See a live framerate test here: http://jsbin.com/ucevar/
On the interpolation, see this question that implements the Bresenham's line algorithm which you can use to find the missing points. This is a hard problem, the PenUltimate app for the iPad implements some amazing interpolation that makes line drawings look completely natural and fluid, but there is nothing about it on the web.
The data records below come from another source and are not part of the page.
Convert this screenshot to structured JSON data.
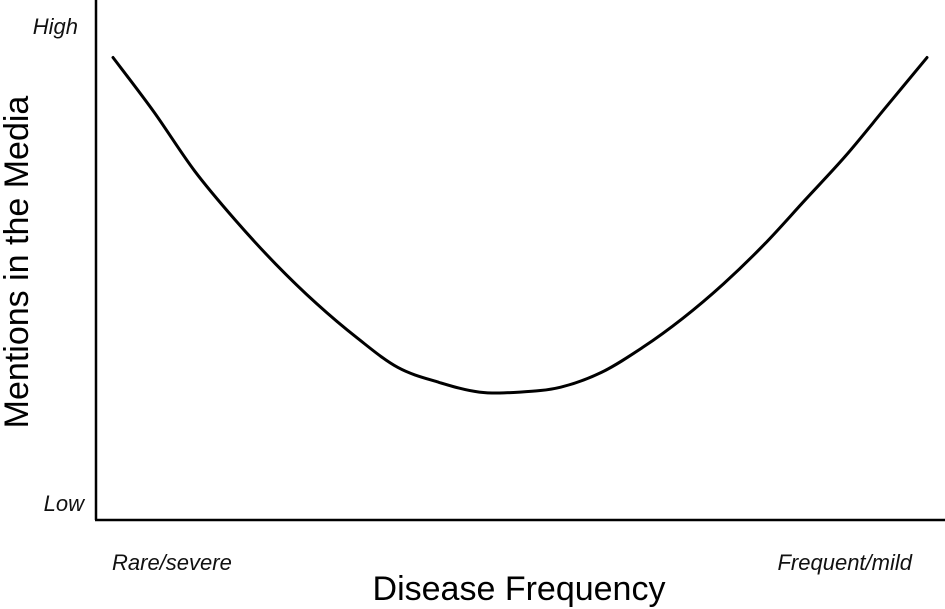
{
  "chart_data": {
    "type": "line",
    "title": "",
    "xlabel": "Disease Frequency",
    "ylabel": "Mentions in the Media",
    "x_tick_labels": [
      "Rare/severe",
      "Frequent/mild"
    ],
    "y_tick_labels": [
      "Low",
      "High"
    ],
    "xlim": [
      0,
      1
    ],
    "ylim": [
      0,
      1
    ],
    "grid": false,
    "legend": "none",
    "series": [
      {
        "color": "#000000",
        "x": [
          0.0,
          0.05,
          0.1,
          0.15,
          0.2,
          0.25,
          0.3,
          0.35,
          0.4,
          0.45,
          0.5,
          0.55,
          0.6,
          0.65,
          0.7,
          0.75,
          0.8,
          0.85,
          0.9,
          0.95,
          1.0
        ],
        "y": [
          0.94,
          0.83,
          0.71,
          0.61,
          0.52,
          0.44,
          0.37,
          0.31,
          0.28,
          0.26,
          0.26,
          0.27,
          0.3,
          0.35,
          0.41,
          0.48,
          0.56,
          0.65,
          0.74,
          0.84,
          0.94
        ]
      }
    ]
  }
}
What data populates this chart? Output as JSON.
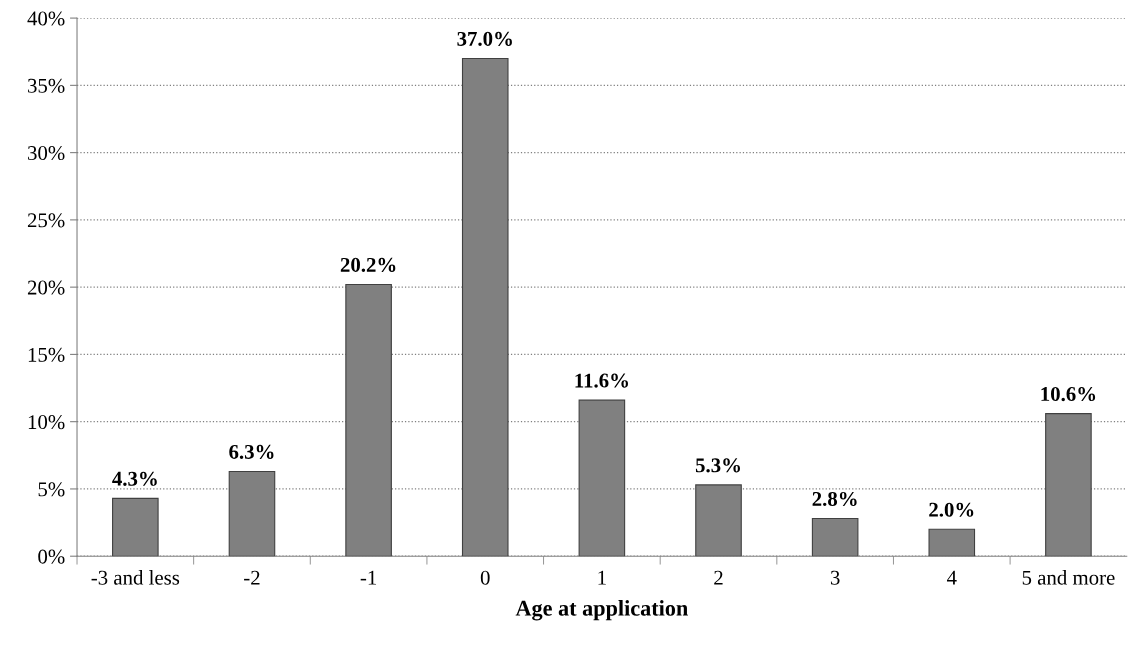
{
  "chart_data": {
    "type": "bar",
    "xlabel": "Age at application",
    "categories": [
      "-3 and less",
      "-2",
      "-1",
      "0",
      "1",
      "2",
      "3",
      "4",
      "5 and more"
    ],
    "values": [
      4.3,
      6.3,
      20.2,
      37.0,
      11.6,
      5.3,
      2.8,
      2.0,
      10.6
    ],
    "value_labels": [
      "4.3%",
      "6.3%",
      "20.2%",
      "37.0%",
      "11.6%",
      "5.3%",
      "2.8%",
      "2.0%",
      "10.6%"
    ],
    "color": "#808080",
    "ylim": [
      0,
      40
    ],
    "yticks": [
      {
        "value": 0,
        "label": "0%"
      },
      {
        "value": 5,
        "label": "5%"
      },
      {
        "value": 10,
        "label": "10%"
      },
      {
        "value": 15,
        "label": "15%"
      },
      {
        "value": 20,
        "label": "20%"
      },
      {
        "value": 25,
        "label": "25%"
      },
      {
        "value": 30,
        "label": "30%"
      },
      {
        "value": 35,
        "label": "35%"
      },
      {
        "value": 40,
        "label": "40%"
      }
    ],
    "grid": "y"
  }
}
As for storing the data, just push an array of [x,y] instead of a string. A slow event handler function will also slow down the refresh rate, since events will be dropped when left behind.
The mouse doesn't exist at every pixel when you move it. During the update cycle, it actually jumps from point to point in a smooth manner, so to the eye it looks like it hits every point in between, when in fact it just skips around willy-nilly.
I'd recommend just storing the points where the mouse move event was registered. Each interval between two points creates a line, which can be used for whatever it is you need it for.
And, as far as processing efficiency goes...
Processing efficiency is going to depend on a number of factors. What browser is being used, how much memory the computer has, how well the code is optimized for the data-structure, etc.
Rather than prematurely optimize, write the program and then benchmark the slow parts to find out where your bottlenecks are.
I'd probably create a custom Point object with a bunch of functions on the prototype and see how it performs
if that bogs down too much, I'd switch to using object literals with x and y set.
If that bogs down, I'd switch to using two arrays, one for x and one for y and make sure to always set x and y values together.
If that bogs down, I'd try something new.
goto 4
Is there a better way to store pixel by pixel mouse movement data?
What are your criteria for "better"?
Are my goals too unrealistic for a web page?
If your goal is to store a new point each time the cursor enters a new pixel, yes. Also note that browser pixels don't necessarily map 1:1 to screen pixels, especially in the case of CRT monitors where they almost certainly don't.